Along with Young, Collins and Huerter, the Hawks continued to get double-digit scoring efforts in the series from Danilo Gallinari (14.7), Bogdan Bogdanovic (13.3) and Clint Capela (10.6) — and that doesn’t even include Lou Williams, who averaged double digits in 24 regular-season games with Atlanta and had 13 second-half points in a crucial Game 5 win over Philly.
So while Atlanta will once again try to lean on Young, the balanced effort behind him will be the Hawks’ best bet if they want to make their first trip to the NBA Finals since 1961.
— Andrew Lopez
Series keys: The Bucks’ Trae stopper, and why the Hawks need to thrive downtown
In his only matchup against Milwaukee this season, on April 15, Young had arguably his worst game of the season: 3-for-17 from the floor — 0-for-3 from beyond the arc — with six turnovers. The Hawks lost at home by 11 points.
What happened? Jrue Holiday happened.
The Bucks acquired Holiday in part for his excellent defense, and if he can even slow down Young in this series, Milwaukee will have a great chance of going to the Finals. Bucks fans have reasons to be confident here.

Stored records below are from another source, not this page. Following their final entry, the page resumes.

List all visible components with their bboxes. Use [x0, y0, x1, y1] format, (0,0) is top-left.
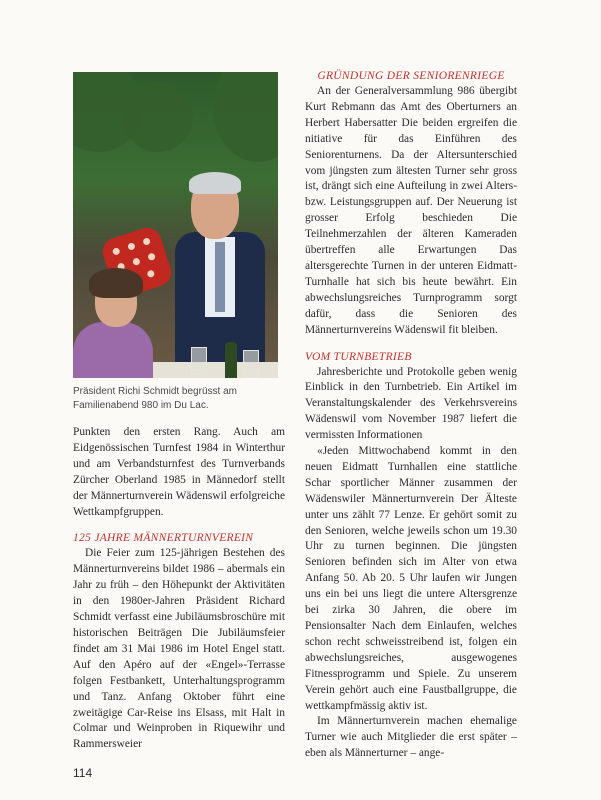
- page-number: 114: [73, 766, 93, 780]
- seniorenriege-paragraph: An der Generalversammlung 986 übergibt Kurt Rebmann das Amt des Oberturners an Herbert Habersatter Die beiden ergreifen die nitiative für das Einführen des Seniorenturnens. Da der Altersunterschied vom jüngsten zum ältesten Turner sehr gross ist, drängt sich eine Aufteilung in zwei Alters- bzw. Leistungsgruppen auf. Der Neuerung ist grosser Erfolg beschieden Die Teilnehmerzahlen der älteren Kameraden übertreffen alle Erwartungen Das altersgerechte Turnen in der unteren Eidmatt-Turnhalle hat sich bis heute bewährt. Ein abwechslungsreiches Turnprogramm sorgt dafür, dass die Senioren des Männerturnvereins Wädenswil fit bleiben.: [305, 85, 517, 336]
- quote-paragraph: «Jeden Mittwochabend kommt in den neuen Eidmatt Turnhallen eine stattliche Schar sportlicher Männer zusammen der Wädenswiler Männerturnverein Der Älteste unter uns zählt 77 Lenze. Er gehört somit zu den Senioren, welche jeweils schon um 19.30 Uhr zu turnen beginnen. Die jüngsten Senioren befinden sich im Alter von etwa Anfang 50. Ab 20. 5 Uhr laufen wir Jungen uns ein bei uns liegt die untere Altersgrenze bei zirka 30 Jahren, die obere im Pensionsalter Nach dem Einlaufen, welches schon recht schweisstreibend ist, folgen ein abwechslungsreiches, ausgewogenes Fitnessprogramm und Spiele. Zu unserem Verein gehört auch eine Faustballgruppe, die wettkampfmässig aktiv ist.: [305, 445, 517, 712]
- intro-paragraph: Punkten den ersten Rang. Auch am Eidgenössischen Turnfest 1984 in Winterthur und am Verbandsturnfest des Turnverbands Zürcher Oberland 1985 in Männedorf stellt der Männerturnverein Wädenswil erfolgreiche Wettkampfgruppen.: [73, 426, 285, 518]
- section-heading-turnbetrieb: VOM TURNBETRIEB: [305, 350, 412, 363]
- photo-president-familienabend: [73, 72, 278, 378]
- photo-caption: Präsident Richi Schmidt begrüsst am Familienabend 980 im Du Lac.: [73, 386, 237, 411]
- closing-paragraph: Im Männerturnverein machen ehemalige Turner wie auch Mitglieder die erst später – eben als Männerturner – ange-: [305, 715, 517, 760]
- turnbetrieb-paragraph: Jahresberichte und Protokolle geben wenig Einblick in den Turnbetrieb. Ein Artikel im Veranstaltungskalender des Verkehrsvereins Wädenswil vom November 1987 liefert die vermissten Informationen: [305, 365, 517, 442]
- section-heading-seniorenriege: GRÜNDUNG DER SENIORENRIEGE: [317, 70, 505, 82]
- left-text-block: [73, 425, 285, 753]
- jubilee-paragraph: Die Feier zum 125-jährigen Bestehen des Männerturnvereins bildet 1986 – abermals ein Jahr zu früh – den Höhepunkt der Aktivitäten in den 1980er-Jahren Präsident Richard Schmidt verfasst eine Jubiläumsbroschüre mit historischen Beiträgen Die Jubiläumsfeier findet am 31 Mai 1986 im Hotel Engel statt. Auf den Apéro auf der «Engel»-Terrasse folgen Festbankett, Unterhaltungsprogramm und Tanz. Anfang Oktober führt eine zweitägige Car-Reise ins Elsass, mit Halt in Colmar und Weinproben in Riquewihr und Rammersweier: [73, 547, 285, 751]
- section-heading-125-jahre: 125 JAHRE MÄNNERTURNVEREIN: [73, 532, 254, 545]
- left-column: [73, 72, 285, 753]
- right-column: [305, 70, 517, 762]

If that April matchup was an indication of things to come, Milwaukee is sitting pretty. According to Second Spectrum tracking, Holiday matched up on Young 48 times in that game, and Young managed just five points in those matchups. Young was able to get his floater four times in that game with Holiday as his defender, but he missed all of them. All told, Young is 1-for-10 in his career when Holiday has been the closest defender on his shots.
Those awful numbers for Young are not sustainable, but they are a great sign for the Bucks.
Simply put, there is no way Atlanta can win this series unless Young is putting up numbers. Even if he does, the Hawks still have their work cut out for them. Despite playing their first two series against the defending Eastern Conference champion Heat and Durant’s Nets, the Bucks still boast the best defensive rating among all postseason teams, giving up just 102.8 points per 100 possessions.
Scoring on the Bucks is a tall order, but if you can make 3s, you can do it. Milwaukee is famous for giving up clean looks from downtown, and when opponents take advantage of that, they can beat the Bucks. That’s a concept that has proved true in these playoffs: The Bucks are 7-0 in the postseason when their opponents hit 12 or fewer 3-pointers; they are 1-3 when their foes make more.
The bad news is that the Hawks’ offense has crossed that particular threshold just three times this postseason, and with Bogdanovic’s status uncertain, and with De’Andre Hunter on the shelf, Atlanta will need players such as Huerter, Gallinari and of course Young to provide this team with both high volume and reliable efficiency from downtown.
If those shooters can knock down tons of 3s, the Hawks can compete. If not, Milwaukee will go to the Finals.